Styles: harsh noise
Others: Incapacitants, Lasse Marhaug, Merzbow, Masonna
Kevin Drumm’s greatest successes in his long career have occurred when the chaos of his music utterly overwhelms the listener’s sense of authorship. Of course, he’s always in control, but quite early on, with albums like the classic Sheer Hellish Miasma or Horror of Birth, the illusion of reckless abandonment to sonic violence overtakes any sense that anything other than some mad, inhuman force controls what we’re hearing. Such a feeling might derive from a number of sources: sensory and affective overload, the sheer impenetrability of the architecture of the piece, the inability to determine the source of the sounds, activation of fear and pleasure centers in the brain, or finally just total immersion. With so few gaps in the musical landscape, there is no time to think.

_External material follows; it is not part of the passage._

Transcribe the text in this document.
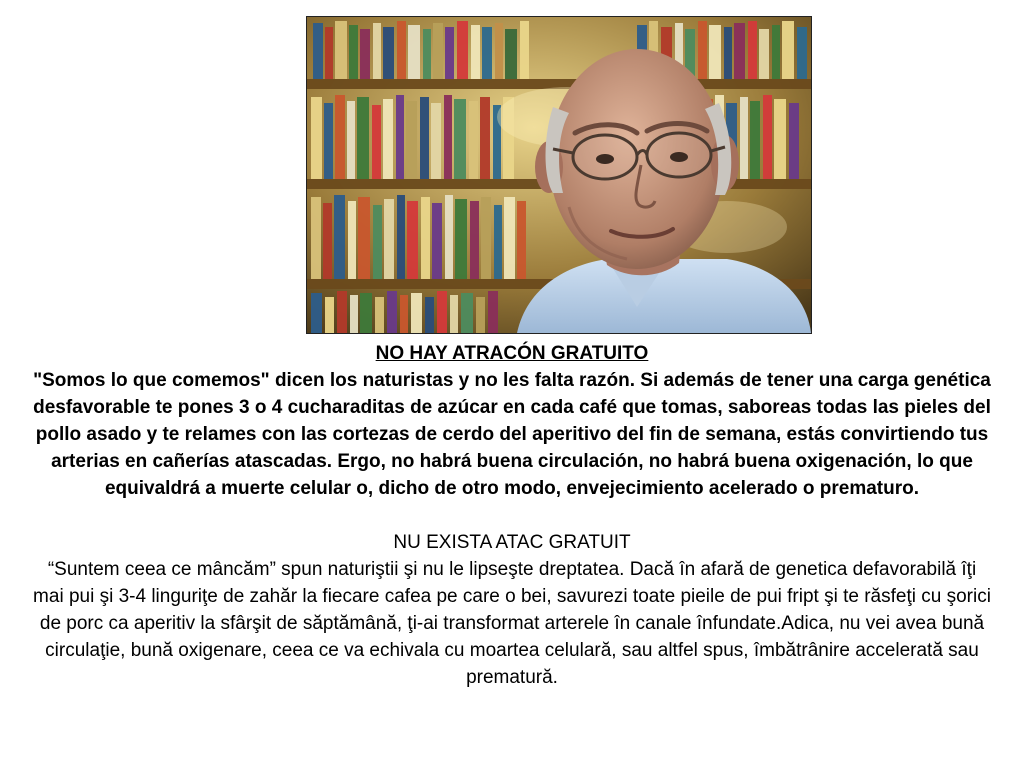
NO HAY ATRACÓN GRATUITO

"Somos lo que comemos" dicen los naturistas y no les falta razón. Si además de tener una carga genética desfavorable te pones 3 o 4 cucharaditas de azúcar en cada café que tomas, saboreas todas las pieles del pollo asado y te relames con las cortezas de cerdo del aperitivo del fin de semana, estás convirtiendo tus arterias en cañerías atascadas. Ergo, no habrá buena circulación, no habrá buena oxigenación, lo que equivaldrá a muerte celular o, dicho de otro modo, envejecimiento acelerado o prematuro.

NU EXISTA ATAC GRATUIT

“Suntem ceea ce mâncăm” spun naturiştii şi nu le lipseşte dreptatea. Dacă în afară de genetica defavorabilă îţi mai pui şi 3-4 linguriţe de zahăr la fiecare cafea pe care o bei, savurezi toate pieile de pui fript şi te răsfeţi cu şorici de porc ca aperitiv la sfârşit de săptămână, ţi-ai transformat arterele în canale înfundate.Adica, nu vei avea bună circulaţie, bună oxigenare, ceea ce va echivala cu moartea celulară, sau altfel spus, îmbătrânire accelerată sau prematură.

Enter Relief, which, though it takes the form of sonic assault in the tradition of releases like Sheer Hellish Misama (as opposed to Drumm’s more spacious early work or more recent drone-based albums on Hospital Productions), reveals, amid its static squalls, a more restrained sonic artificer. It should be clear that relief implies not the sensation of calm after the lifting of a stressor, but rather a sculpture carved into a surface. Relief will not provide any escape from anxieties (except insofar as it’s an aesthetic experience). From its first moments until its final fadeout, its tension never releases. Persistent waves of modular static and an unshakable minor-key phrase fill Relief’s single track, so those looking for peace should look elsewhere.

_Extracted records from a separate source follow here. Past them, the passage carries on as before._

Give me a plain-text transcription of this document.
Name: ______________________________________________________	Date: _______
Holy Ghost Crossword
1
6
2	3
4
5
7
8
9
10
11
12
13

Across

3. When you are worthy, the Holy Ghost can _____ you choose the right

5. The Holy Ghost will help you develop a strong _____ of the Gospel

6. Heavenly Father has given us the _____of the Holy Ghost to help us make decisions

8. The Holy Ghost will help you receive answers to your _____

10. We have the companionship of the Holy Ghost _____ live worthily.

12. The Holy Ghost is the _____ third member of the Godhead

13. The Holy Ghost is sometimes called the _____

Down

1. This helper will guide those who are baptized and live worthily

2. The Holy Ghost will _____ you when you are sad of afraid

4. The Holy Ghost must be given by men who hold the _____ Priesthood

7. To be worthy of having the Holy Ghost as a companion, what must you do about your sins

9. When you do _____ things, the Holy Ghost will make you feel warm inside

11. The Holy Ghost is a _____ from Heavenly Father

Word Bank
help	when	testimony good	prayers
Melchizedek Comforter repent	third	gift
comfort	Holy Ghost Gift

Relief’s sculptural qualities consist in these two elements alternating in and out of stasis. At some points in the piece, the wall of noise shifts into new forms; at others, the droning, melodic phrase morphs into a new phase. Thus, one piece of the sonic puzzle tends to be an unmoved medium, a surface, on which the other part carves out a motif. Relief reveals through this process the sculptor’s hand. In breaking from the chaotic senselessness of his previous work, Drumm himself appears as manipulator. In Relief’s readability we sense an author, a plan.
Anywhere else, this might be a boon to the composer — the architectonics of his or her grand design peeking through the work itself, revealing more profound depths. But the depths of Drumm’s music stand at the level of the textures themselves. Any abstraction from the immediacy of the texture threatens to disrupt the listening experience, and while the conceptual layer of Relief certainly enriches the work, it prevents full immersion. Its roiling seas are less affective, and the repetitious elements show their sources. Relief will certainly inject a dose of brutality into your day, but Drumm’s restraint means that it works more on the cerebrum than it does the reptilian brain. This development promises great potential for a more complete balance of these aspects of Drumm’s work, and Relief feels like a way-point on the path of that more perfect union. It can still overwhelm, and its harsh textures still assault, but it never fully envelops the listener in a sonic environment. Instead of commanding attention, Relief allows it to drift, preventing the listener’s final escape into the contentless void of sonic oblivion.